# New Steel Blue Dragon



## hmboyz (Jun 1, 2011)

Hello guys! I just got a new betta from Thailand earlier today. He might be a new breed of color. They call him SNOW STEEL BLUE DRAGON. He has white lip and white ears with a steel blue body. pretty ain't he? :-D hmmm... what should I name him????

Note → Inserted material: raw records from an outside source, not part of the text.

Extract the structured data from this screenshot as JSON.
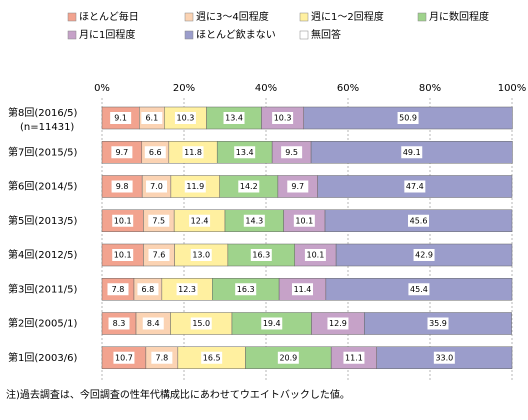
{
  "chart_data": {
    "type": "stacked-barh",
    "categories": [
      "第8回(2016/5)",
      "第7回(2015/5)",
      "第6回(2014/5)",
      "第5回(2013/5)",
      "第4回(2012/5)",
      "第3回(2011/5)",
      "第2回(2005/1)",
      "第1回(2003/6)"
    ],
    "category_note": "(n=11431)",
    "series": [
      {
        "name": "ほとんど毎日",
        "color": "#f2a38f",
        "values": [
          9.1,
          9.7,
          9.8,
          10.1,
          10.1,
          7.8,
          8.3,
          10.7
        ]
      },
      {
        "name": "週に3～4回程度",
        "color": "#fbd3b3",
        "values": [
          6.1,
          6.6,
          7.0,
          7.5,
          7.6,
          6.8,
          8.4,
          7.8
        ],
        "value_labels": [
          "6.1",
          "6.6",
          "7.0",
          "7.5",
          "7.6",
          "6.8",
          "8.4",
          "7.8"
        ]
      },
      {
        "name": "週に1～2回程度",
        "color": "#fff0a0",
        "values": [
          10.3,
          11.8,
          11.9,
          12.4,
          13.0,
          12.3,
          15.0,
          16.5
        ],
        "value_labels": [
          "10.3",
          "11.8",
          "11.9",
          "12.4",
          "13.0",
          "12.3",
          "15.0",
          "16.5"
        ]
      },
      {
        "name": "月に数回程度",
        "color": "#9fd38c",
        "values": [
          13.4,
          13.4,
          14.2,
          14.3,
          16.3,
          16.3,
          19.4,
          20.9
        ]
      },
      {
        "name": "月に1回程度",
        "color": "#c6a2c8",
        "values": [
          10.3,
          9.5,
          9.7,
          10.1,
          10.1,
          11.4,
          12.9,
          11.1
        ]
      },
      {
        "name": "ほとんど飲まない",
        "color": "#9b9dcb",
        "values": [
          50.9,
          49.1,
          47.4,
          45.6,
          42.9,
          45.4,
          35.9,
          33.0
        ],
        "value_labels": [
          "50.9",
          "49.1",
          "47.4",
          "45.6",
          "42.9",
          "45.4",
          "35.9",
          "33.0"
        ]
      },
      {
        "name": "無回答",
        "color": "#ffffff",
        "values": [
          0,
          0,
          0,
          0,
          0,
          0,
          0,
          0
        ],
        "hide_labels": true
      }
    ],
    "xlim": [
      0,
      100
    ],
    "xticks": [
      {
        "value": 0,
        "label": "0%"
      },
      {
        "value": 20,
        "label": "20%"
      },
      {
        "value": 40,
        "label": "40%"
      },
      {
        "value": 60,
        "label": "60%"
      },
      {
        "value": 80,
        "label": "80%"
      },
      {
        "value": 100,
        "label": "100%"
      }
    ],
    "grid": true,
    "footnote": "注)過去調査は、今回調査の性年代構成比にあわせてウエイトバックした値。"
  }
}
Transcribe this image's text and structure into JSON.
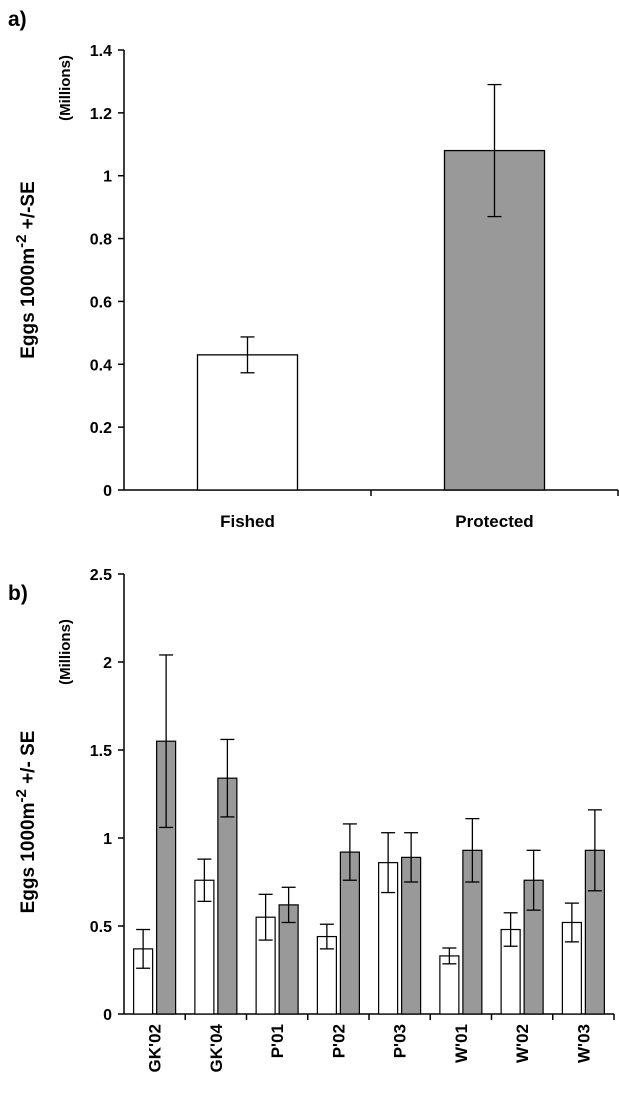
{
  "chart_data": [
    {
      "panel": "a)",
      "type": "bar",
      "categories": [
        "Fished",
        "Protected"
      ],
      "values": [
        0.43,
        1.08
      ],
      "errors": [
        0.057,
        0.21
      ],
      "colors": [
        "#ffffff",
        "#999999"
      ],
      "ylabel": "Eggs 1000m",
      "ylabel_sup": "-2",
      "ylabel_tail": " +/-SE",
      "ylabel_unit": "(Millions)",
      "ylim": [
        0,
        1.4
      ],
      "yticks": [
        "0",
        "0.2",
        "0.4",
        "0.6",
        "0.8",
        "1",
        "1.2",
        "1.4"
      ],
      "ytick_values": [
        0,
        0.2,
        0.4,
        0.6,
        0.8,
        1,
        1.2,
        1.4
      ],
      "grid": false
    },
    {
      "panel": "b)",
      "type": "bar",
      "categories": [
        "GK'02",
        "GK'04",
        "P'01",
        "P'02",
        "P'03",
        "W'01",
        "W'02",
        "W'03"
      ],
      "series": [
        {
          "color": "#ffffff",
          "values": [
            0.37,
            0.76,
            0.55,
            0.44,
            0.86,
            0.33,
            0.48,
            0.52
          ],
          "errors": [
            0.11,
            0.12,
            0.13,
            0.07,
            0.17,
            0.045,
            0.095,
            0.11
          ]
        },
        {
          "color": "#999999",
          "values": [
            1.55,
            1.34,
            0.62,
            0.92,
            0.89,
            0.93,
            0.76,
            0.93
          ],
          "errors": [
            0.49,
            0.22,
            0.1,
            0.16,
            0.14,
            0.18,
            0.17,
            0.23
          ]
        }
      ],
      "ylabel": "Eggs 1000m",
      "ylabel_sup": "-2",
      "ylabel_tail": " +/- SE",
      "ylabel_unit": "(Millions)",
      "ylim": [
        0,
        2.5
      ],
      "yticks": [
        "0",
        "0.5",
        "1",
        "1.5",
        "2",
        "2.5"
      ],
      "ytick_values": [
        0,
        0.5,
        1,
        1.5,
        2,
        2.5
      ],
      "grid": false
    }
  ]
}
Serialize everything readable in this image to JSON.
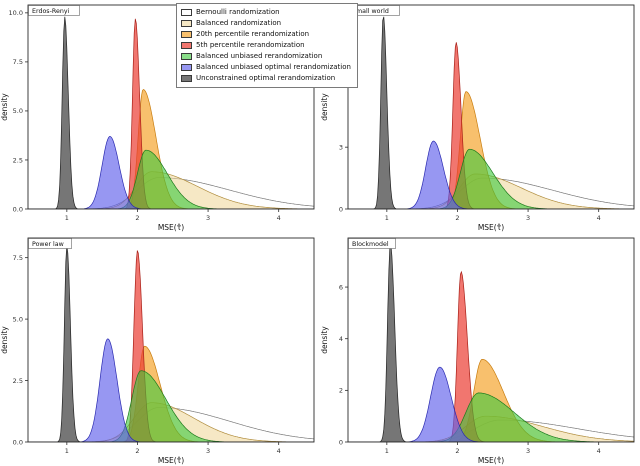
{
  "figure": {
    "ylabel": "density",
    "xlabel": "MSE(τ̂)"
  },
  "legend": {
    "items": [
      {
        "key": "bernoulli",
        "label": "Bernoulli randomization",
        "fill": "rgba(252,252,252,0.45)",
        "stroke": "#7a7a7a"
      },
      {
        "key": "balanced",
        "label": "Balanced randomization",
        "fill": "rgba(238,214,150,0.55)",
        "stroke": "#b08d3e"
      },
      {
        "key": "p20",
        "label": "20th percentile rerandomization",
        "fill": "rgba(245,158,30,0.65)",
        "stroke": "#c87d10"
      },
      {
        "key": "p5",
        "label": "5th percentile rerandomization",
        "fill": "rgba(235,60,50,0.70)",
        "stroke": "#a81f17"
      },
      {
        "key": "bu",
        "label": "Balanced unbiased rerandomization",
        "fill": "rgba(60,200,60,0.60)",
        "stroke": "#1d7a1d"
      },
      {
        "key": "buo",
        "label": "Balanced unbiased optimal rerandomization",
        "fill": "rgba(95,95,235,0.65)",
        "stroke": "#2a2ab0"
      },
      {
        "key": "uo",
        "label": "Unconstrained optimal rerandomization",
        "fill": "rgba(80,80,80,0.78)",
        "stroke": "#222222"
      }
    ]
  },
  "chart_data": [
    {
      "type": "area",
      "panel": "Erdos-Renyi",
      "xlabel": "MSE(τ̂)",
      "ylabel": "density",
      "xlim": [
        0.45,
        4.5
      ],
      "ylim": [
        0,
        10.4
      ],
      "xticks": [
        1,
        2,
        3,
        4
      ],
      "yticks": [
        {
          "v": 0,
          "label": "0.0"
        },
        {
          "v": 2.5,
          "label": "2.5"
        },
        {
          "v": 5,
          "label": "5.0"
        },
        {
          "v": 7.5,
          "label": "7.5"
        },
        {
          "v": 10,
          "label": "10.0"
        }
      ],
      "series": [
        {
          "key": "bernoulli",
          "m": 2.3,
          "sl": 0.3,
          "sr": 1.0,
          "h": 1.6
        },
        {
          "key": "balanced",
          "m": 2.2,
          "sl": 0.22,
          "sr": 0.65,
          "h": 1.9
        },
        {
          "key": "p20",
          "m": 2.08,
          "sl": 0.07,
          "sr": 0.18,
          "h": 6.1
        },
        {
          "key": "p5",
          "m": 1.97,
          "sl": 0.04,
          "sr": 0.06,
          "h": 9.7
        },
        {
          "key": "bu",
          "m": 2.12,
          "sl": 0.12,
          "sr": 0.3,
          "h": 3.0
        },
        {
          "key": "buo",
          "m": 1.61,
          "sl": 0.11,
          "sr": 0.13,
          "h": 3.7
        },
        {
          "key": "uo",
          "m": 0.97,
          "sl": 0.035,
          "sr": 0.05,
          "h": 9.8
        }
      ]
    },
    {
      "type": "area",
      "panel": "Small world",
      "xlabel": "MSE(τ̂)",
      "ylabel": "density",
      "xlim": [
        0.45,
        4.5
      ],
      "ylim": [
        0,
        9.9
      ],
      "xticks": [
        1,
        2,
        3,
        4
      ],
      "yticks": [
        {
          "v": 0,
          "label": "0"
        },
        {
          "v": 3,
          "label": "3"
        },
        {
          "v": 6,
          "label": "6"
        },
        {
          "v": 9,
          "label": "9"
        }
      ],
      "series": [
        {
          "key": "bernoulli",
          "m": 2.35,
          "sl": 0.3,
          "sr": 1.0,
          "h": 1.5
        },
        {
          "key": "balanced",
          "m": 2.25,
          "sl": 0.22,
          "sr": 0.65,
          "h": 1.7
        },
        {
          "key": "p20",
          "m": 2.12,
          "sl": 0.08,
          "sr": 0.2,
          "h": 5.7
        },
        {
          "key": "p5",
          "m": 1.98,
          "sl": 0.045,
          "sr": 0.07,
          "h": 8.1
        },
        {
          "key": "bu",
          "m": 2.17,
          "sl": 0.13,
          "sr": 0.33,
          "h": 2.9
        },
        {
          "key": "buo",
          "m": 1.66,
          "sl": 0.11,
          "sr": 0.14,
          "h": 3.3
        },
        {
          "key": "uo",
          "m": 0.95,
          "sl": 0.035,
          "sr": 0.05,
          "h": 9.4
        }
      ]
    },
    {
      "type": "area",
      "panel": "Power law",
      "xlabel": "MSE(τ̂)",
      "ylabel": "density",
      "xlim": [
        0.45,
        4.5
      ],
      "ylim": [
        0,
        8.3
      ],
      "xticks": [
        1,
        2,
        3,
        4
      ],
      "yticks": [
        {
          "v": 0,
          "label": "0.0"
        },
        {
          "v": 2.5,
          "label": "2.5"
        },
        {
          "v": 5,
          "label": "5.0"
        },
        {
          "v": 7.5,
          "label": "7.5"
        }
      ],
      "series": [
        {
          "key": "bernoulli",
          "m": 2.3,
          "sl": 0.3,
          "sr": 1.0,
          "h": 1.4
        },
        {
          "key": "balanced",
          "m": 2.2,
          "sl": 0.25,
          "sr": 0.6,
          "h": 1.6
        },
        {
          "key": "p20",
          "m": 2.1,
          "sl": 0.09,
          "sr": 0.22,
          "h": 3.9
        },
        {
          "key": "p5",
          "m": 2.0,
          "sl": 0.05,
          "sr": 0.07,
          "h": 7.8
        },
        {
          "key": "bu",
          "m": 2.05,
          "sl": 0.13,
          "sr": 0.35,
          "h": 2.9
        },
        {
          "key": "buo",
          "m": 1.58,
          "sl": 0.11,
          "sr": 0.13,
          "h": 4.2
        },
        {
          "key": "uo",
          "m": 1.0,
          "sl": 0.035,
          "sr": 0.05,
          "h": 8.0
        }
      ]
    },
    {
      "type": "area",
      "panel": "Blockmodel",
      "xlabel": "MSE(τ̂)",
      "ylabel": "density",
      "xlim": [
        0.45,
        4.5
      ],
      "ylim": [
        0,
        7.9
      ],
      "xticks": [
        1,
        2,
        3,
        4
      ],
      "yticks": [
        {
          "v": 0,
          "label": "0"
        },
        {
          "v": 2,
          "label": "2"
        },
        {
          "v": 4,
          "label": "4"
        },
        {
          "v": 6,
          "label": "6"
        }
      ],
      "series": [
        {
          "key": "bernoulli",
          "m": 2.6,
          "sl": 0.35,
          "sr": 1.1,
          "h": 0.85
        },
        {
          "key": "balanced",
          "m": 2.4,
          "sl": 0.28,
          "sr": 0.8,
          "h": 1.0
        },
        {
          "key": "p20",
          "m": 2.35,
          "sl": 0.12,
          "sr": 0.3,
          "h": 3.2
        },
        {
          "key": "p5",
          "m": 2.05,
          "sl": 0.05,
          "sr": 0.09,
          "h": 6.6
        },
        {
          "key": "bu",
          "m": 2.3,
          "sl": 0.18,
          "sr": 0.5,
          "h": 1.9
        },
        {
          "key": "buo",
          "m": 1.75,
          "sl": 0.13,
          "sr": 0.16,
          "h": 2.9
        },
        {
          "key": "uo",
          "m": 1.05,
          "sl": 0.04,
          "sr": 0.06,
          "h": 7.7
        }
      ]
    }
  ]
}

I think this new guy is my Favorite! :lol:


----------



## jmtriro01 (Jun 22, 2010)

No offense, but i dont think he's not a steel blue dragon. more like a metallic steel blue. his dragon scaling is not so obvious on those pics. 
a blue dragon should look more like this, but this pic is photoshoppedhttp://imageshack.us/photo/my-images/29/bluedragonphotoshop.jpg/

bluedragonphotoshop by jmtriro01, on Flickr

but still, he's really gorgeous!


----------



## Indyfishy (May 31, 2010)

I think he is a dragon, his dragon scaling just isn't very thick. He's very pretty either way, i love his white lips!!!


----------



## hmboyz (Jun 1, 2011)

:[email protected]: he is a snow steel blue dragon bud. lol I messed up the title and forgot to put the word "snow" before the steel.


----------



## Jessabell (Aug 16, 2010)

Norath came to mind


----------



## Sweeda88 (Dec 6, 2010)

Name him Squirtle. xD He's gorgeous.


----------



## mernincrazy8525 (Feb 28, 2011)

i would name him Dew or Crest.


----------



## puppyrjjkm (Aug 2, 2009)

He's very pretty! What kind of substrate do you use in that tank?


----------



## hmboyz (Jun 1, 2011)

Crest sounds good just like the toothpaste. Lol

@puppyrjjkm: it would be a black sand from petco.


----------



## Gizmothefreaky (Apr 10, 2011)

http://www.aquabid.com/cgi-bin/auction/auction.cgi?fwbettashm&1314990556

LOL! I found his twin on aquabid! XD


----------



## hmboyz (Jun 1, 2011)

^lol got it from the same seller.


----------



## iloveengl (Sep 1, 2011)

ooooooooo He's beautiful! I want to kiss his little white lips. :lol:


----------



## hmboyz (Jun 1, 2011)

^I feel you.. lol


----------



## sjbettas (Aug 31, 2011)

jmtriro01 said:


> No offense, but i dont think he's not a steel blue dragon. more like a metallic steel blue. his dragon scaling is not so obvious on those pics.
> a blue dragon should look more like this, but this pic is photoshoppedhttp://imageshack.us/photo/my-images/29/bluedragonphotoshop.jpg/
> 
> bluedragonphotoshop by jmtriro01, on Flickr
> ...


i would do anything for a fish like this lol


----------



## Rocketscissors (Aug 27, 2011)

Very pretty. love the perfect lips, maybe he can teach me how to apply lipstick? Lol.


----------